I also have no idea why the tests are now failing

What I meant to say is that I could not explain how the tests were succeeding before I resolved the conflict, but are failing now. Perhaps I messed something up while resolving the conflicts, and maybe that is the API URL. I was thinking Daniela would be best to review and confirm. I admit I did not have the time to actually review this PR.

DanielaSchacherer commented 2 months ago

@fedorov thank you for setting up the contribution README, that's very helpful and hopefully it will prevent more merge conflicts.

It was a combination of the URL (what Vamsi said) and some confusion about whether indices_overview is a dictionary or dataframe.

DanielaSchacherer commented 2 months ago

We are still missing descriptions of the indices. Is that something we should target here or does it make sense to have a separate PR for that?

fedorov commented 2 months ago

I will take a shot at that as part of my review!

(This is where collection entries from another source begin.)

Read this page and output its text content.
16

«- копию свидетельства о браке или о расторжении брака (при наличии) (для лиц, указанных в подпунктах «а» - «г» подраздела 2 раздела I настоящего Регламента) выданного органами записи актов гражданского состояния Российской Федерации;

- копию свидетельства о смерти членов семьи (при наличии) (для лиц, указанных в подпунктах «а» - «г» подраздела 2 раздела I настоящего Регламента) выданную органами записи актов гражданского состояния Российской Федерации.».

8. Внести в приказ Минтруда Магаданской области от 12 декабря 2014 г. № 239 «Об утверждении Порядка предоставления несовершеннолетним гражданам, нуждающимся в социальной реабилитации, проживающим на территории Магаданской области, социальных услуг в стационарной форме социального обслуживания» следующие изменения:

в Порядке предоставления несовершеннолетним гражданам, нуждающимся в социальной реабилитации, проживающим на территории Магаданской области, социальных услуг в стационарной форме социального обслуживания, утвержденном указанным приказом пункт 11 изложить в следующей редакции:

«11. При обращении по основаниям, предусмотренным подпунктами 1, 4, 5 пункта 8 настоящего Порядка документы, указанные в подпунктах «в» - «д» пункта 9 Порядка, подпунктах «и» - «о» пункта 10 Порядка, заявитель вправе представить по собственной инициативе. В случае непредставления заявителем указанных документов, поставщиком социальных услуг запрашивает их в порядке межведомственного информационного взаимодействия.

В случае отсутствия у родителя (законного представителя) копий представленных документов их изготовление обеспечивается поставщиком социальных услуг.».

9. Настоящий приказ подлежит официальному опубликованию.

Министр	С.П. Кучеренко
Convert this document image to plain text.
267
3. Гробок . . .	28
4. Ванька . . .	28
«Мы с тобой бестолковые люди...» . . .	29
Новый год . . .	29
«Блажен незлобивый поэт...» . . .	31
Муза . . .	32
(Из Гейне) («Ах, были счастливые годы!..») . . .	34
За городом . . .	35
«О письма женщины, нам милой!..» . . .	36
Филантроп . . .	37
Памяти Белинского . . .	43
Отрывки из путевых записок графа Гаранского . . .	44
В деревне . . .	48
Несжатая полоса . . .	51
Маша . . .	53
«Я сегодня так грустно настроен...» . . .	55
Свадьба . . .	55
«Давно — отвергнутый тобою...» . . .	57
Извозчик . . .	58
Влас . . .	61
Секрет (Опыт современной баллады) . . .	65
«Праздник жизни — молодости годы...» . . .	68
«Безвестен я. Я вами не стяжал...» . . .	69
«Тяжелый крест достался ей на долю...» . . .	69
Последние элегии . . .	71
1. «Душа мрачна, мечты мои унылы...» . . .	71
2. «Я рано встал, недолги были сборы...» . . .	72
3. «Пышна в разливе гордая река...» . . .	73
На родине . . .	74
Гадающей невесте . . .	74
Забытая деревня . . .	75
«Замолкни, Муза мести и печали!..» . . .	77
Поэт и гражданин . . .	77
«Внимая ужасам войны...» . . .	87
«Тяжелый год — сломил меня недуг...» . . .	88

fedorov commented 2 months ago

@DanielaSchacherer I guess I lost track of the original purpose of this PR while reviewing yesterday. Are you planning to update the API to allow download of the instances based on the instance index as part of this PR?

DanielaSchacherer commented 2 months ago

@fedorov For that very reason, I would prefer to later make a new PR for this and for now continue the discussion that we started in https://github.com/ImagingDataCommons/idc-index/issues/97.